Background Development of lung injury during prolonged O2 exposure is a complex process, associated with changes in expression of a number of genes important in the adaptive response to hyperoxia. MnTBAP is a compound with strong antioxidant properties.
Objective To study the effects of MnTBAP on angiogenic and oxidative gene expression in C57BL6 neonatal mice following hyperoxia.
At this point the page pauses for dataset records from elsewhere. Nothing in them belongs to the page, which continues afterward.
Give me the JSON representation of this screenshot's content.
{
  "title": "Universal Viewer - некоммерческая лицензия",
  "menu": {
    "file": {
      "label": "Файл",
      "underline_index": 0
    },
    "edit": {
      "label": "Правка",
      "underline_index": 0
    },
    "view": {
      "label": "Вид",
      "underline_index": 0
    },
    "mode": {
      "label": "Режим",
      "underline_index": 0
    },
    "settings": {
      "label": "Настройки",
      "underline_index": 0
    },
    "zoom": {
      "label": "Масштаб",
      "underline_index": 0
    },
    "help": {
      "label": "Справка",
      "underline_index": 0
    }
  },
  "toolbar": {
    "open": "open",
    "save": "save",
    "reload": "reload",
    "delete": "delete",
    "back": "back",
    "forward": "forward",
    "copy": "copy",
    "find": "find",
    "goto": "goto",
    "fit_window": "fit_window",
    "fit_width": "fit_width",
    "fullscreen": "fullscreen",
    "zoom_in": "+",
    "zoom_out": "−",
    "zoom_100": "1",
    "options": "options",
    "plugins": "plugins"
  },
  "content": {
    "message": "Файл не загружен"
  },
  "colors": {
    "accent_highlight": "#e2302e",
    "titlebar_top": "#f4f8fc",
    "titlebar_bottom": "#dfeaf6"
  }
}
Design and methods: Newborn mice litters were randomized on postnatal day 4 to hyperoxia (> 95% O2)(OX) or room air (RA) for 72 hrs during which they received MnTBAP (MN) 10mg/kg or saline (SL) daily by IP injection for 3 days and then were sacrificed. Whole lung angiogenic and oxidative gene expression profiling (84 related genes for each) was done by real-time, reverse transcription, quantitative PCR (n=4). Data was processed and analyzed using SA Biosciences PCR array data analysis web portal.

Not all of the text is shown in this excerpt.